Calls, I having this problem too. This is very suspicious.

 

http://community.norton.com/t5/Norton-Internet-Security-Norton/Unauthorized-Access-Blocked-open-file-Major-security-breach-in/td-p/1020259

Hi to all,

 

I have to say that I have automatic, (scheduled defragmentation), set to OFF.

I prefer doing this manually.

I do not have any related logs in NIS 2014 history.

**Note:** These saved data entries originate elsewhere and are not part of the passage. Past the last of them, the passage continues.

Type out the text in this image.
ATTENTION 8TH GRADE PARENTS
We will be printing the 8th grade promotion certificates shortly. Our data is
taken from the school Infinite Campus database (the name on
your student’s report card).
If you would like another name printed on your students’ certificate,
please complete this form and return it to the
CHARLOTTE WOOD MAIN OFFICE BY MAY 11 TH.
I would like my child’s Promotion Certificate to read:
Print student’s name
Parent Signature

Try this out and see if that solves the issue.

Hope this helps,

 

Regards,

Hi Melen:

 

Are you running Win 7 or WIn 8?  On XP and Vista machines, the program being blocked is dfrgntfs.exe.  Your thread mentioned that the program being blocked on your machine is usually svchost.exe (the main Windows process that runs multiple Windows services like defragging, etc.), which is what drexxall reported seeing on his Win 7 machines.

 

And for other users who are not seeing this problem, here's a screenshot of my recent history showing that these blocks were occurring multiple times per minute around midnight last night before I powered off my system.

 

NIS 2013 dfrgntfs Multiple Blocks.jpg

 

 

My system re-start this morning seems to have solved (or at least improved) the problem.  I've gotten a few "unauthorized access blocked" messages for svchost.exe and services.exe in the past hour, but these infrequent blocks are normal on my system.

------------
MS Windows Vista Home Premium 32-bit SP2 * Firefox 23.0.1 * IE 9.0 * NIS 2013 v. 20.4.0.40
HP Pavilion dv6835ca, Intel Core2Duo CPU T5550 @ 1.83 GHz, 3.0 GB RAM, NVIDIA GeForce 8400M GS

Thanks all for the feedback
I started noticing these 9/10/13 @ around 7:30am central U S time. I did not run Microsoft updates until today around 7:45am
So I don’t think it has to do with Microsoft updates.
I did renew my NIS2012 subscription in the evening if Monday 9/9/13. Then noticed this the next morning.
Did anyone else renew a subscription before this started to show in the logs?
Or as brought up earlier, did norton just change the way they log things? But would they add that change to an older product like 2012?